Evaluation score gains across different frameworks (AlpacaEval 2.0, Win Rate vs. GPT-4):

Method Baseline Win Rate Post-Attack Win Rate Detectability
Direct Response 25.3% - -
Post-hoc Editing - 38.5% High (82%)
Manual Prompt Injection - 32.1% Medium (55%)
Preamble Generator (Ours) - 42.8% Low (12%)

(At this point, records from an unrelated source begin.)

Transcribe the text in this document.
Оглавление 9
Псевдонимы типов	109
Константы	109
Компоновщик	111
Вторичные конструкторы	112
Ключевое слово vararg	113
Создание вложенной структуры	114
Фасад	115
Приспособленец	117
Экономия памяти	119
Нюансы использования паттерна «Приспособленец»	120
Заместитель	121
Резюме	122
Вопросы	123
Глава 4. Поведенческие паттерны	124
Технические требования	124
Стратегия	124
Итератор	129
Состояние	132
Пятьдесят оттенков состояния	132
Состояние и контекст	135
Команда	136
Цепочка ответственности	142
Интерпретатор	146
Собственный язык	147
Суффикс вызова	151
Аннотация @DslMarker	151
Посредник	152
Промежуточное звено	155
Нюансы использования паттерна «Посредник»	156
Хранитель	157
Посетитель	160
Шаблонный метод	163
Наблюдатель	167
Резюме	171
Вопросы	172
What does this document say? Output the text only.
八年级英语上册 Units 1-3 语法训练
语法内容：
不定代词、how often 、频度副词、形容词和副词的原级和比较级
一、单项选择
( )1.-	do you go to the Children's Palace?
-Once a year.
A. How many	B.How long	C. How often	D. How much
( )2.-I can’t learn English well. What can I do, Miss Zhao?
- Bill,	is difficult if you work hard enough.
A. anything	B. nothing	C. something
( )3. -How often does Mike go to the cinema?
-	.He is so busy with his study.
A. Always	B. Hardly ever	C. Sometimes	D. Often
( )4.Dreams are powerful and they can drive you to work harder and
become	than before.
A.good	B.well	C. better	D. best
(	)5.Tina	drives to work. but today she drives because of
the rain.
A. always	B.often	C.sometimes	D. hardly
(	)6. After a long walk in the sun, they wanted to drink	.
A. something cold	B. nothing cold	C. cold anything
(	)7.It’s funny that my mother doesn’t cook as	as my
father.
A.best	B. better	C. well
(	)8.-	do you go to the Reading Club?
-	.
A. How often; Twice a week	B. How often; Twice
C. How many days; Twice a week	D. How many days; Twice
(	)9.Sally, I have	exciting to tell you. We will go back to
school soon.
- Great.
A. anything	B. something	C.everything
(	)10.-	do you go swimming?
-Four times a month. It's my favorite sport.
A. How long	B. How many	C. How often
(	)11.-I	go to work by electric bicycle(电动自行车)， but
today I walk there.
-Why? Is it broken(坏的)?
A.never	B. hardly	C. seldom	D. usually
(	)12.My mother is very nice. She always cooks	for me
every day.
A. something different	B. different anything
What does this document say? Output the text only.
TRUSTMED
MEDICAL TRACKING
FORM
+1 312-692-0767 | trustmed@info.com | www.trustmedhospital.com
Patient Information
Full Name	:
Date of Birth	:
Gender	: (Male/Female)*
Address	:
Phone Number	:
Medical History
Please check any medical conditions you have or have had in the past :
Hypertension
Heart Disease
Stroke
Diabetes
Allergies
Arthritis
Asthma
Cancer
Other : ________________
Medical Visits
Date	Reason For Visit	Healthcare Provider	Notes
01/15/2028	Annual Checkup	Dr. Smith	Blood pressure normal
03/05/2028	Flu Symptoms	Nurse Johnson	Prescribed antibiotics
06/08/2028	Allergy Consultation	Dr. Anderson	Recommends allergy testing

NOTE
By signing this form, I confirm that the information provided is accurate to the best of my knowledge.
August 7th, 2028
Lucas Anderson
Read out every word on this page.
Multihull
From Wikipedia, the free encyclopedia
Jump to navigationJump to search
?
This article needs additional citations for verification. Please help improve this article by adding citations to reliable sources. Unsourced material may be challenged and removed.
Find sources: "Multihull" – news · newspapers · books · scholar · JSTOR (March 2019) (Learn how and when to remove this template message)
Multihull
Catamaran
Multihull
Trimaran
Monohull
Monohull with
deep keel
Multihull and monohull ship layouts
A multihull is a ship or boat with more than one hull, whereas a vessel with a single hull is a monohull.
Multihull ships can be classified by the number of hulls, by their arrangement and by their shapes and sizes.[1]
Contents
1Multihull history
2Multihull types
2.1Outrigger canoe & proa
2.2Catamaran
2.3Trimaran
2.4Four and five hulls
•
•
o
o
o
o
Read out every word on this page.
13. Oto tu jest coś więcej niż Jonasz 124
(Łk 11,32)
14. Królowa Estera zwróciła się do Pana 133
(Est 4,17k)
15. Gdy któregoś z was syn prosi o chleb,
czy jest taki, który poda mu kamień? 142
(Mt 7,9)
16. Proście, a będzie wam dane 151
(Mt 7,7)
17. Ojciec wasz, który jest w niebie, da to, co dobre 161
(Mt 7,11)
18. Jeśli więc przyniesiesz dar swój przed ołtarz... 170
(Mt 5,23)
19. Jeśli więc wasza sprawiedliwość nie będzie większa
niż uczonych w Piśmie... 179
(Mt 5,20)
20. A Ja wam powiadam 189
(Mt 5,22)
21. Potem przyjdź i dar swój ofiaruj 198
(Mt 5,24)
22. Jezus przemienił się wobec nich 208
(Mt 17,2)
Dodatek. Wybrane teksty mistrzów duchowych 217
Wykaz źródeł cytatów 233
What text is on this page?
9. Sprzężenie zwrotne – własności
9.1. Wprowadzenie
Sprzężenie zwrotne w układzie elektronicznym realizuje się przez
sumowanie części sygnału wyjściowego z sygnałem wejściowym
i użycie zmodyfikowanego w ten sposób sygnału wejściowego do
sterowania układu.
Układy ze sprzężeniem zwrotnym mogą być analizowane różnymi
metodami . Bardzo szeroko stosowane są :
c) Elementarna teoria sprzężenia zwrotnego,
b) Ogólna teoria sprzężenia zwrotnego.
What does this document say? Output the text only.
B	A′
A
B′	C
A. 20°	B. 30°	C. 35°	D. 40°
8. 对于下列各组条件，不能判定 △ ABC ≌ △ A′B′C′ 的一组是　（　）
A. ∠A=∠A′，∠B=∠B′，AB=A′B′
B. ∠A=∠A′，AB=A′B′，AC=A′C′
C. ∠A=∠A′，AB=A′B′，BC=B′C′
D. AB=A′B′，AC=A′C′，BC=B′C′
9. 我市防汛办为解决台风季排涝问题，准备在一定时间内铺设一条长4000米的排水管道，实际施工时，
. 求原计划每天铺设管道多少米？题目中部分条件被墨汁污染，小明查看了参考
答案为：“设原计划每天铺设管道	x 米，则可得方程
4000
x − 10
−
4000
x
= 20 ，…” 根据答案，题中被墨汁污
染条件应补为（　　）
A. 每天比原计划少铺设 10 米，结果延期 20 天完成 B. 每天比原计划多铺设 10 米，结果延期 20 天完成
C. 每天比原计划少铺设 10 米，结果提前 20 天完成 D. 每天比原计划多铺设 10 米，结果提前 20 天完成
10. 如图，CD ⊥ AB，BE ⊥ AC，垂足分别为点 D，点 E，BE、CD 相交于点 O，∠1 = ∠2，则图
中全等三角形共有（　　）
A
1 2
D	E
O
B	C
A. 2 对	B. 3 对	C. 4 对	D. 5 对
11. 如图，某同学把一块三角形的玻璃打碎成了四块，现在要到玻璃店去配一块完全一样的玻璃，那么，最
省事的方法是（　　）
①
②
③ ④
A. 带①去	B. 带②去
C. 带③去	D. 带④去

Cross-model transferability:

Train Judge Test Judge Baseline Post-Attack Transfer
GPT-4 GPT-4 25.3% 42.8% (in-distribution)
GPT-4 Claude-3 28.1% 38.5% ✓ Effective
GPT-4 Gemini 26.5% 36.2% ✓ Effective
Claude-3 GPT-4 25.3% 37.5% ✓ Effective

Ablation Study

Effect of preamble length on attack performance:

Preamble Length (tokens) Win Rate Detectability Response Naturalness
0 (no preamble) 25.3% 0% 100%
16 32.5% 5% 98%
64 38.8% 8% 95%
128 42.8% 12% 92%
256 43.2% 25% 85%

Key Findings

  1. The preamble generator raises Win Rate from 25.3% to 42.8%, surpassing post-hoc editing by a substantial margin.
  2. Attack detectability is only 12%, far below that of direct editing (82%).
  3. Cross-model transfer: A preamble generator trained against one judge model remains effective against other judge models.
  4. This suggests that certain features of human preference are model-agnostic and can be systematically exploited.

Highlights & Insights

  • Spotlight paper: Exposes a fundamental security vulnerability in the LLM-as-a-Judge paradigm.
  • Undetectability: The core innovation lies in conducting the attack via the preamble (invisible) rather than by modifying the response (visible).
  • Cross-model transfer: Implies the existence of systematic biases in preference judgments, rather than weaknesses specific to individual models.
  • Dual implications: Serves simultaneously as a security warning and as a new direction for optimizing upstream inputs via preamble-based steering.

Limitations & Future Work

  1. Although the preamble is "invisible" to end users, inspection of the system prompt can still reveal it.
  2. If evaluators simultaneously audit the system prompt, the attack's effectiveness is reduced.
  3. RL training requires a large number of judge API calls, resulting in substantial computational cost.
  4. The study focuses primarily on English-language settings; cross-lingual generalization remains unvalidated.
  • LLM-as-a-Judge (Zheng et al.): Established the LLM-based evaluation framework.
  • Prompt Injection: Related work on system prompt attacks.
  • AlpacaEval: LLM evaluation leaderboard.

Rating

  • ⭐ Novelty: 9/10 — The preamble-based attack is a genuinely novel approach that surfaces deep-seated issues.
  • ⭐ Experimental Thoroughness: 8/10 — Directly informs the design of more robust evaluation systems.
  • ⭐ Writing Quality: 9/10 — Spotlight-level work with clear and compelling argumentation.